The important thing isn't finding a single model that does everything. It's knowing what each model is good at and routing accordingly.
The tiered model strategy
This is the approach I've landed on for OpenClaw: M2.5 handles the bulk of conversational and chat work because it's cheap, fast, and good enough. Claude Opus handles reasoning tasks where depth matters. Claude Sonnet handles implementation work where you need reliable code generation without Opus pricing.

This tiered approach dropped my OpenClaw costs by 17x. Most AI interactions don't need frontier-level reasoning — they need a fast, capable model that can handle conversational flow, tool use, and general coding. M2.5 fills that role better than anything else I've tested at its price point.

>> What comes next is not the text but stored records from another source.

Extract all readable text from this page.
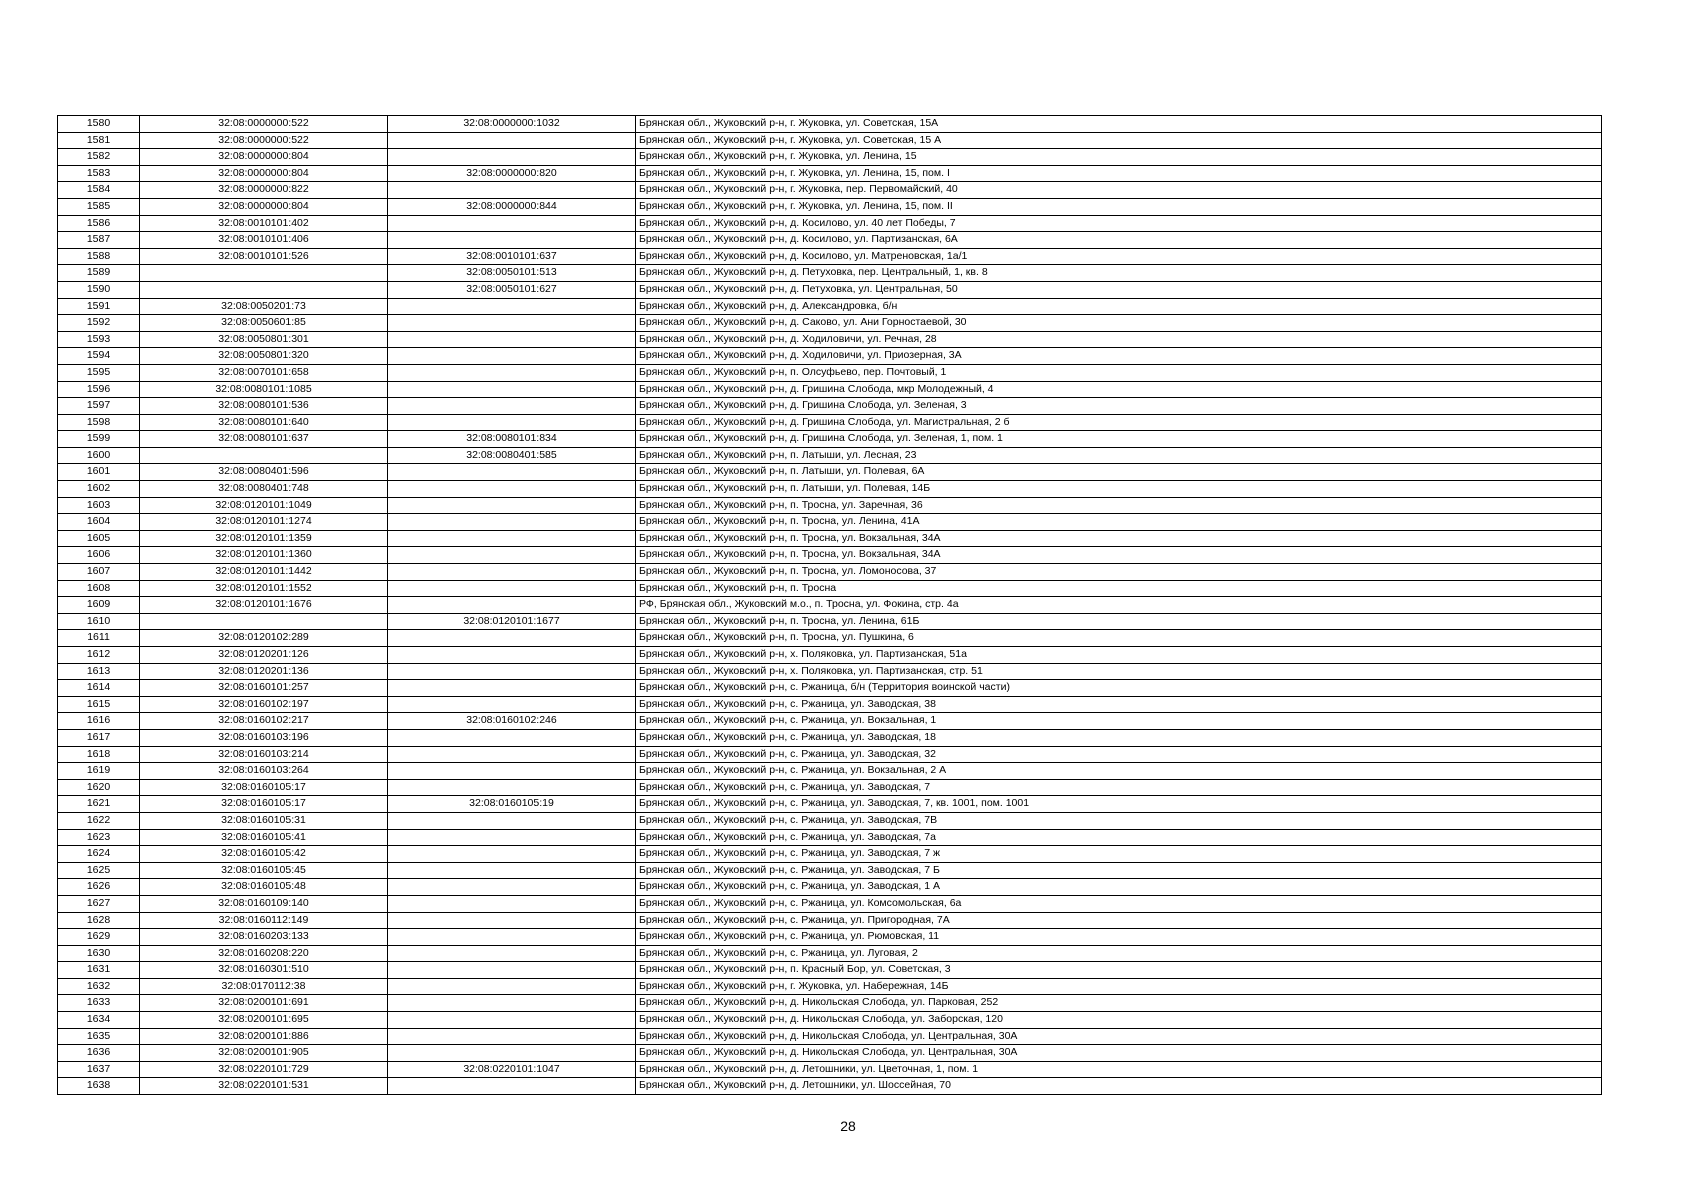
1580	32:08:0000000:522	32:08:0000000:1032	Брянская обл., Жуковский р-н, г. Жуковка, ул. Советская, 15А
1581	32:08:0000000:522		Брянская обл., Жуковский р-н, г. Жуковка, ул. Советская, 15 А
1582	32:08:0000000:804		Брянская обл., Жуковский р-н, г. Жуковка, ул. Ленина, 15
1583	32:08:0000000:804	32:08:0000000:820	Брянская обл., Жуковский р-н, г. Жуковка, ул. Ленина, 15, пом. I
1584	32:08:0000000:822		Брянская обл., Жуковский р-н, г. Жуковка, пер. Первомайский, 40
1585	32:08:0000000:804	32:08:0000000:844	Брянская обл., Жуковский р-н, г. Жуковка, ул. Ленина, 15, пом. II
1586	32:08:0010101:402		Брянская обл., Жуковский р-н, д. Косилово, ул. 40 лет Победы, 7
1587	32:08:0010101:406		Брянская обл., Жуковский р-н, д. Косилово, ул. Партизанская, 6А
1588	32:08:0010101:526	32:08:0010101:637	Брянская обл., Жуковский р-н, д. Косилово, ул. Матреновская, 1а/1
1589		32:08:0050101:513	Брянская обл., Жуковский р-н, д. Петуховка, пер. Центральный, 1, кв. 8
1590		32:08:0050101:627	Брянская обл., Жуковский р-н, д. Петуховка, ул. Центральная, 50
1591	32:08:0050201:73		Брянская обл., Жуковский р-н, д. Александровка, б/н
1592	32:08:0050601:85		Брянская обл., Жуковский р-н, д. Саково, ул. Ани Горностаевой, 30
1593	32:08:0050801:301		Брянская обл., Жуковский р-н, д. Ходиловичи, ул. Речная, 28
1594	32:08:0050801:320		Брянская обл., Жуковский р-н, д. Ходиловичи, ул. Приозерная, 3А
1595	32:08:0070101:658		Брянская обл., Жуковский р-н, п. Олсуфьево, пер. Почтовый, 1
1596	32:08:0080101:1085		Брянская обл., Жуковский р-н, д. Гришина Слобода, мкр Молодежный, 4
1597	32:08:0080101:536		Брянская обл., Жуковский р-н, д. Гришина Слобода, ул. Зеленая, 3
1598	32:08:0080101:640		Брянская обл., Жуковский р-н, д. Гришина Слобода, ул. Магистральная, 2 б
1599	32:08:0080101:637	32:08:0080101:834	Брянская обл., Жуковский р-н, д. Гришина Слобода, ул. Зеленая, 1, пом. 1
1600		32:08:0080401:585	Брянская обл., Жуковский р-н, п. Латыши, ул. Лесная, 23
1601	32:08:0080401:596		Брянская обл., Жуковский р-н, п. Латыши, ул. Полевая, 6А
1602	32:08:0080401:748		Брянская обл., Жуковский р-н, п. Латыши, ул. Полевая, 14Б
1603	32:08:0120101:1049		Брянская обл., Жуковский р-н, п. Тросна, ул. Заречная, 36
1604	32:08:0120101:1274		Брянская обл., Жуковский р-н, п. Тросна, ул. Ленина, 41А
1605	32:08:0120101:1359		Брянская обл., Жуковский р-н, п. Тросна, ул. Вокзальная, 34А
1606	32:08:0120101:1360		Брянская обл., Жуковский р-н, п. Тросна, ул. Вокзальная, 34А
1607	32:08:0120101:1442		Брянская обл., Жуковский р-н, п. Тросна, ул. Ломоносова, 37
1608	32:08:0120101:1552		Брянская обл., Жуковский р-н, п. Тросна
1609	32:08:0120101:1676		РФ, Брянская обл., Жуковский м.о., п. Тросна, ул. Фокина, стр. 4а
1610		32:08:0120101:1677	Брянская обл., Жуковский р-н, п. Тросна, ул. Ленина, 61Б
1611	32:08:0120102:289		Брянская обл., Жуковский р-н, п. Тросна, ул. Пушкина, 6
1612	32:08:0120201:126		Брянская обл., Жуковский р-н, х. Поляковка, ул. Партизанская, 51а
1613	32:08:0120201:136		Брянская обл., Жуковский р-н, х. Поляковка, ул. Партизанская, стр. 51
1614	32:08:0160101:257		Брянская обл., Жуковский р-н, с. Ржаница, б/н (Территория воинской части)
1615	32:08:0160102:197		Брянская обл., Жуковский р-н, с. Ржаница, ул. Заводская, 38
1616	32:08:0160102:217	32:08:0160102:246	Брянская обл., Жуковский р-н, с. Ржаница, ул. Вокзальная, 1
1617	32:08:0160103:196		Брянская обл., Жуковский р-н, с. Ржаница, ул. Заводская, 18
1618	32:08:0160103:214		Брянская обл., Жуковский р-н, с. Ржаница, ул. Заводская, 32
1619	32:08:0160103:264		Брянская обл., Жуковский р-н, с. Ржаница, ул. Вокзальная, 2 А
1620	32:08:0160105:17		Брянская обл., Жуковский р-н, с. Ржаница, ул. Заводская, 7
1621	32:08:0160105:17	32:08:0160105:19	Брянская обл., Жуковский р-н, с. Ржаница, ул. Заводская, 7, кв. 1001, пом. 1001
1622	32:08:0160105:31		Брянская обл., Жуковский р-н, с. Ржаница, ул. Заводская, 7В
1623	32:08:0160105:41		Брянская обл., Жуковский р-н, с. Ржаница, ул. Заводская, 7а
1624	32:08:0160105:42		Брянская обл., Жуковский р-н, с. Ржаница, ул. Заводская, 7 ж
1625	32:08:0160105:45		Брянская обл., Жуковский р-н, с. Ржаница, ул. Заводская, 7 Б
1626	32:08:0160105:48		Брянская обл., Жуковский р-н, с. Ржаница, ул. Заводская, 1 А
1627	32:08:0160109:140		Брянская обл., Жуковский р-н, с. Ржаница, ул. Комсомольская, 6а
1628	32:08:0160112:149		Брянская обл., Жуковский р-н, с. Ржаница, ул. Пригородная, 7А
1629	32:08:0160203:133		Брянская обл., Жуковский р-н, с. Ржаница, ул. Рюмовская, 11
1630	32:08:0160208:220		Брянская обл., Жуковский р-н, с. Ржаница, ул. Луговая, 2
1631	32:08:0160301:510		Брянская обл., Жуковский р-н, п. Красный Бор, ул. Советская, 3
1632	32:08:0170112:38		Брянская обл., Жуковский р-н, г. Жуковка, ул. Набережная, 14Б
1633	32:08:0200101:691		Брянская обл., Жуковский р-н, д. Никольская Слобода, ул. Парковая, 252
1634	32:08:0200101:695		Брянская обл., Жуковский р-н, д. Никольская Слобода, ул. Заборская, 120
1635	32:08:0200101:886		Брянская обл., Жуковский р-н, д. Никольская Слобода, ул. Центральная, 30А
1636	32:08:0200101:905		Брянская обл., Жуковский р-н, д. Никольская Слобода, ул. Центральная, 30А
1637	32:08:0220101:729	32:08:0220101:1047	Брянская обл., Жуковский р-н, д. Летошники, ул. Цветочная, 1, пом. 1
1638	32:08:0220101:531		Брянская обл., Жуковский р-н, д. Летошники, ул. Шоссейная, 70
28
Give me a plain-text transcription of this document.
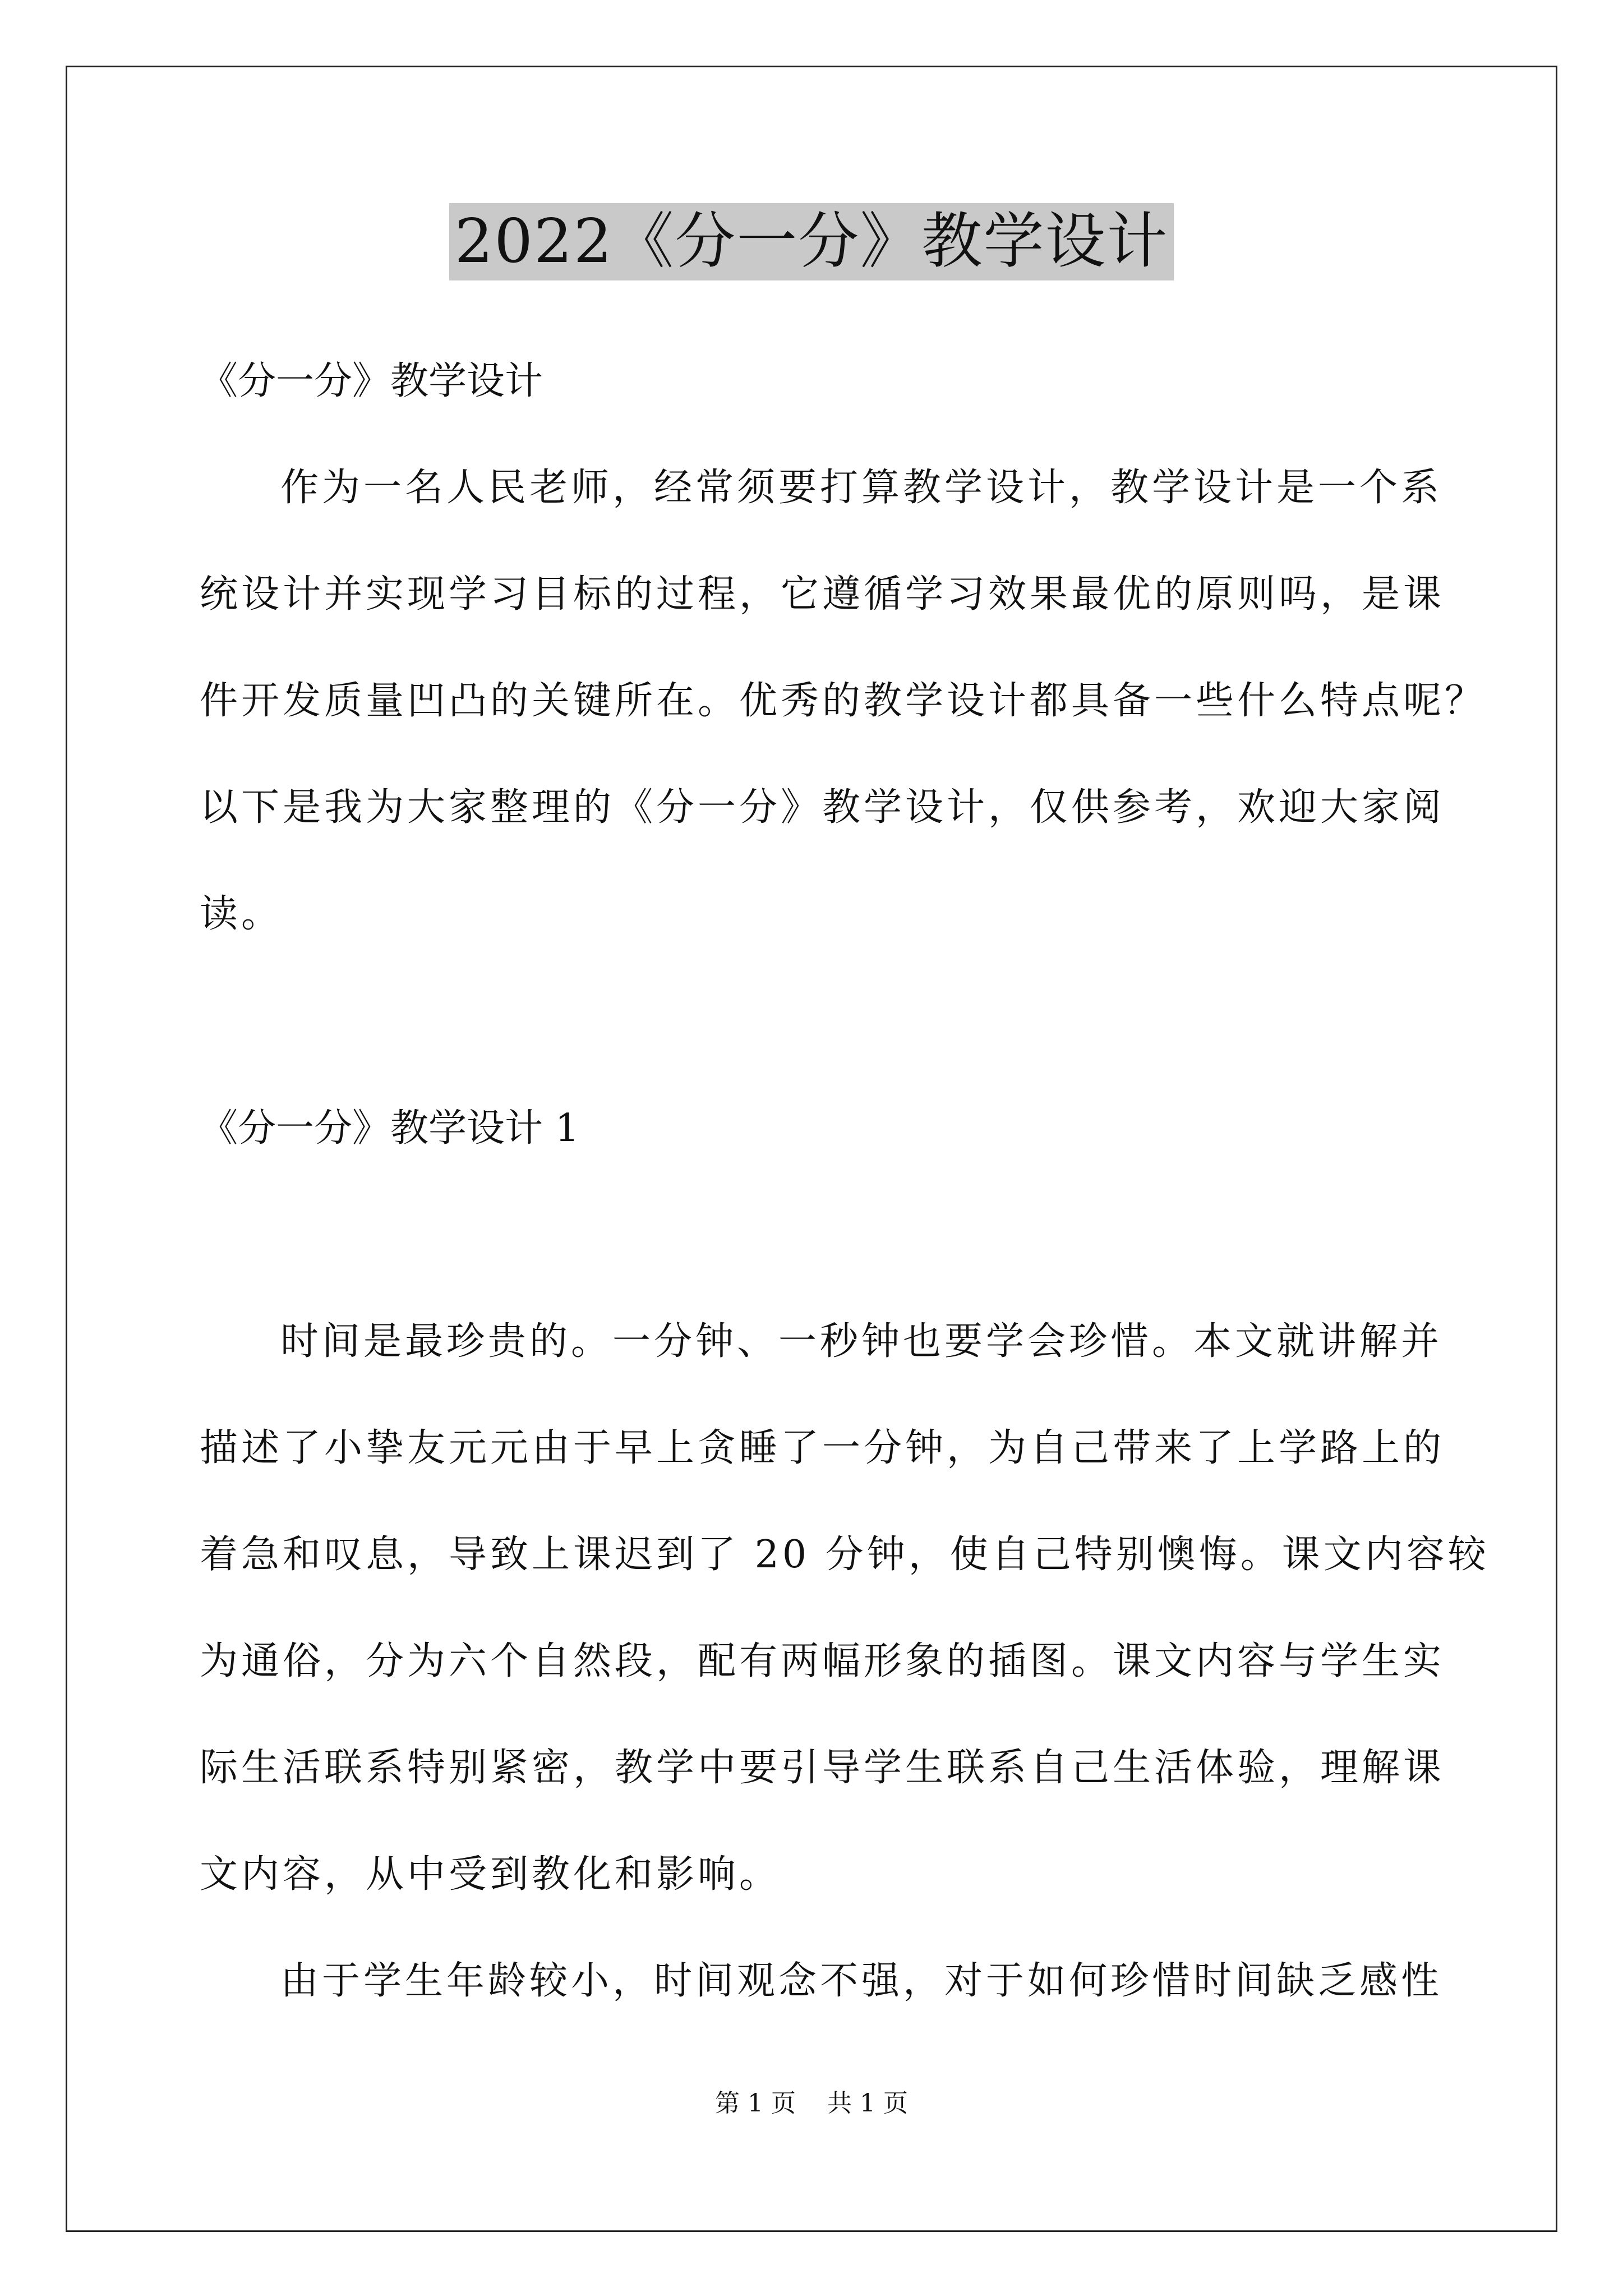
2022《分一分》教学设计
《分一分》教学设计
作为一名人民老师，经常须要打算教学设计，教学设计是一个系
统设计并实现学习目标的过程，它遵循学习效果最优的原则吗，是课
件开发质量凹凸的关键所在。优秀的教学设计都具备一些什么特点呢？
以下是我为大家整理的《分一分》教学设计，仅供参考，欢迎大家阅
读。
《分一分》教学设计 1
时间是最珍贵的。一分钟、一秒钟也要学会珍惜。本文就讲解并
描述了小挚友元元由于早上贪睡了一分钟，为自己带来了上学路上的
着急和叹息，导致上课迟到了 20 分钟，使自己特别懊悔。课文内容较
为通俗，分为六个自然段，配有两幅形象的插图。课文内容与学生实
际生活联系特别紧密，教学中要引导学生联系自己生活体验，理解课
文内容，从中受到教化和影响。
由于学生年龄较小，时间观念不强，对于如何珍惜时间缺乏感性
第 1 页 共 1 页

I wrote more about this tiered model strategy and how I set it up in my post on building OpenClaw's model routing layer. The short version: don't pay Opus prices for Opus-level work when 80% of your requests can be handled by something 95% cheaper.
Why open weights matter
M2.5 is released under a modified MIT license and available on HuggingFace. You can download it, run it locally, fine-tune it, and deploy it on your own infrastructure. It runs on AMD hardware. No API dependency, no vendor lock-in, no usage-based pricing if you're willing to manage your own compute.
This matters more than most people realize. When your model is open-weight, you can audit it, customize it, and guarantee availability. You're not subject to pricing changes, rate limits, or sudden deprecations. For production workloads where reliability and cost predictability matter, open weights are a significant advantage.
What this means for the model landscape
The fact that a Chinese open-weight model is the most-used model on one of the largest AI routing platforms should make everyone pay attention. The moat around frontier closed models is getting shallower every quarter.
M2.5 isn't beating Opus at reasoning. It isn't beating GPT-5.2 at math. It isn't beating Gemini at long-context multimodal. But it's good enough at all of these things to handle the vast majority of real-world AI workloads, and it does it at a fraction of the cost while being open-weight and fast.
The winning strategy isn't picking one model. It's building a routing layer that knows when good enough is good enough and when you need to escalate to a specialist. M2.5 has earned its spot as the default — the model that handles everything until something harder comes along.
If you're still routing all your traffic through a single frontier model and wondering why your AI costs are through the roof, MiniMax M2.5 is worth a serious look.